LECCE- Nuovi strumenti tecnologicamente avanzati per studiare l’erosione costiera, ma poi anche il passaggio successivo, quello politico e burocratico, per snellire l’iter che consenta interventi tempestivi e non invasivi sul litorale. La lotta ai crolli delle falesie viaggia su un doppio binario. Che ha un’appendice fondamentale: con il fenomeno bisogna imparare a convivere, senza la pretesa di fermarlo a tutti i costi, perchè è impossibile.
È il ragionamento che affiora dal documento di sintesi della due giorni di convegno che, tramite il Centro Euromediterraneo sui cambiamenti climatici, ha richiamato a Lecce esperti da tutta Italia e che si incanala nella scia dei divieti voluti dalla Capitaneria di Porto di Gallipoli su 30 km di costa, 20 dei quali già pronti ad essere liberati. Blindata la stagione sulla gran parte dei nove comuni travolti dalle ordinanze, rimane il nodo, però, relativo a come affrontare il problema, in maniera strutturale.

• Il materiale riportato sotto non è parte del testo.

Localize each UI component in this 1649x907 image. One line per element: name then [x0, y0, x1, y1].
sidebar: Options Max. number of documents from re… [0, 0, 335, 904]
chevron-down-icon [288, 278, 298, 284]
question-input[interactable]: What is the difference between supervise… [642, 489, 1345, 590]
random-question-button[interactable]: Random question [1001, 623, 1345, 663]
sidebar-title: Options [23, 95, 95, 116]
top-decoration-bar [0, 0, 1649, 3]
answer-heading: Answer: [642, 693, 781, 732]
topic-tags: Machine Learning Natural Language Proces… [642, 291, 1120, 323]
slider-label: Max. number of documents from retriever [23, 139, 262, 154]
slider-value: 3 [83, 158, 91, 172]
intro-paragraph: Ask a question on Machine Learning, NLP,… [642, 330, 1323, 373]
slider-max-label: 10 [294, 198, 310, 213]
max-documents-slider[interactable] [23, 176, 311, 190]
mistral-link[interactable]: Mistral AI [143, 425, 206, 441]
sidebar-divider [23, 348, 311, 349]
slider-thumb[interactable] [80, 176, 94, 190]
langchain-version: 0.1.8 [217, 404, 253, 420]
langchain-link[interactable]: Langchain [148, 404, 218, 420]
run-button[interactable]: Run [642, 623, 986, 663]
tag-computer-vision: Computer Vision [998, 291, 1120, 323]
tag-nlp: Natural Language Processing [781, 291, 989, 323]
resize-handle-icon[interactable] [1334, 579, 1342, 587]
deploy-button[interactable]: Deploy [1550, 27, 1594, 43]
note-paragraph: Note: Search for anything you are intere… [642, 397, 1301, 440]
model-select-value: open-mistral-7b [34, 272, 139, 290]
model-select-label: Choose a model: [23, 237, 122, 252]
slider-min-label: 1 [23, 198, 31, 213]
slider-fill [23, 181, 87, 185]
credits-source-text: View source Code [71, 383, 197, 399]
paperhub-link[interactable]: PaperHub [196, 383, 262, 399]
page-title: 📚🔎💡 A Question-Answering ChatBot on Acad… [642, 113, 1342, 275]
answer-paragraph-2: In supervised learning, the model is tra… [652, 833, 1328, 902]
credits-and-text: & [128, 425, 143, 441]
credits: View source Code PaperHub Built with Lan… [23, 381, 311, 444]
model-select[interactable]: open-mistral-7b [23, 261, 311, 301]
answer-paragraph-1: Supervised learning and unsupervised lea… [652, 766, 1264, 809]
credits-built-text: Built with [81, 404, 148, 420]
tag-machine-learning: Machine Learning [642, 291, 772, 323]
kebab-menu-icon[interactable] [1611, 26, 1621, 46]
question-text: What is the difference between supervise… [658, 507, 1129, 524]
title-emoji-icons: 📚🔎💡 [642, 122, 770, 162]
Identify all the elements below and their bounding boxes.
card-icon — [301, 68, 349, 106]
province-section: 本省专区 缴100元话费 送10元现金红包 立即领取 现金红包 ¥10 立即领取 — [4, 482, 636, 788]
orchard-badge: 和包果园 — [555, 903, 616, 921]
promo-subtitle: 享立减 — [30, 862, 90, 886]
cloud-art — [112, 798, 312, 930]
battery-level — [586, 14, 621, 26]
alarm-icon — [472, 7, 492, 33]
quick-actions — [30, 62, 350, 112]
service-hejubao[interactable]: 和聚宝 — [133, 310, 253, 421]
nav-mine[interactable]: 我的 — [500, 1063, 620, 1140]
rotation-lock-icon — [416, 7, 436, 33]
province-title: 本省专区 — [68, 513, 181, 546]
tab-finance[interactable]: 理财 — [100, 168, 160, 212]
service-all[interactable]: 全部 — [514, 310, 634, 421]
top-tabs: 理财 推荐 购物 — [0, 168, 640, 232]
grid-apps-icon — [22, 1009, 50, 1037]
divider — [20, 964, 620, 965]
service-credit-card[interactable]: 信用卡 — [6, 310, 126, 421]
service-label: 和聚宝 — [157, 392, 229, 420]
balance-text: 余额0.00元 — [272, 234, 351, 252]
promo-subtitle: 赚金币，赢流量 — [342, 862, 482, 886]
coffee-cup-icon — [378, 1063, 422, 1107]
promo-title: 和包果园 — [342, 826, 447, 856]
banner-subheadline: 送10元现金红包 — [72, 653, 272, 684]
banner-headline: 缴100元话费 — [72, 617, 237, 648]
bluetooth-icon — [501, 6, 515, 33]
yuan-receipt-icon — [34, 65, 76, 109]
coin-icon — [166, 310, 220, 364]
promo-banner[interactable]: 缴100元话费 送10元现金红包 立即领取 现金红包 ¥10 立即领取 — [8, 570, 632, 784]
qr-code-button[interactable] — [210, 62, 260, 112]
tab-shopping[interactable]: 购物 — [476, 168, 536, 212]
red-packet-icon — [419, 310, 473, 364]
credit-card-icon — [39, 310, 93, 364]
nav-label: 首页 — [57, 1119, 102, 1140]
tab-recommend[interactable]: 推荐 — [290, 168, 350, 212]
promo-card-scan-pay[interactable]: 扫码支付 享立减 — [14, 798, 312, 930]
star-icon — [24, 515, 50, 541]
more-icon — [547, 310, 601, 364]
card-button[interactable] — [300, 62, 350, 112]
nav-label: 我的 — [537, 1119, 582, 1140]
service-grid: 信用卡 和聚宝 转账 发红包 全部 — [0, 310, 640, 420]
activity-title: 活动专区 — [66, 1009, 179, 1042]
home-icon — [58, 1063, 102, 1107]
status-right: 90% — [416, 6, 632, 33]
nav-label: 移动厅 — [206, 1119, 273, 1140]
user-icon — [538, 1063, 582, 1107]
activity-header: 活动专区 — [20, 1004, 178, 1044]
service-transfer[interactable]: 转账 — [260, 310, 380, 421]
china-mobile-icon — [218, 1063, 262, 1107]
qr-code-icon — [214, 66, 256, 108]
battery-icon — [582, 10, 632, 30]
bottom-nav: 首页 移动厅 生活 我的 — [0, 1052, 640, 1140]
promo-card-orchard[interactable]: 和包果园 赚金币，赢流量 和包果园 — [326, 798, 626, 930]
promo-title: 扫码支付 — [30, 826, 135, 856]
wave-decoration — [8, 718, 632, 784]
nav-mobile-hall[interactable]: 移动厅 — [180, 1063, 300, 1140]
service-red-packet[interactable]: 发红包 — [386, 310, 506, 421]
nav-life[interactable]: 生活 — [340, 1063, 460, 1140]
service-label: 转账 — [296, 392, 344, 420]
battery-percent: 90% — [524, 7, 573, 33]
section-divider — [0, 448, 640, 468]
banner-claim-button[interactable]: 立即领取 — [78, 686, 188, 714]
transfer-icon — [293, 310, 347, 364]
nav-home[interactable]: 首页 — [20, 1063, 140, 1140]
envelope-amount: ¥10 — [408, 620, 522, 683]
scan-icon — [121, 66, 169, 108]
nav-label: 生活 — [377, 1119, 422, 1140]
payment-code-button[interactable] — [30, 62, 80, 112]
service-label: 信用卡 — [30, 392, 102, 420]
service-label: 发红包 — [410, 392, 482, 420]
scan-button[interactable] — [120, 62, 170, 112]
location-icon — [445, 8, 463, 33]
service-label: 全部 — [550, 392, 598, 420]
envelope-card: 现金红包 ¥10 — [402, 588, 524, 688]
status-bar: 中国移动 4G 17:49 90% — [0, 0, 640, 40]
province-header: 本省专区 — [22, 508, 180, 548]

Il primo punto, prima e insieme al monitoraggio satellitare, in situ e alle strategie di adattamento per la riduzione dei rischi, rimane la pianificazione del territorio. Tradotto, i grandi assenti sono ancora i piani comunali o intercomunali delle coste.
Una questione appare pacifica: al posto dei grandi interventi invasivi, bisogna riconoscere e accettare che alcune aree ad elevato rischio rimangano off limits per i bagnanti. Sul resto bisogna ragionare, studi alla mano, come preservare altre zone del litorale, come poter prevedere lidi in altre, senza improvvisazione. È la sfida che tocca anche alla città capoluogo, alle prese con la redazione del proprio piano coste.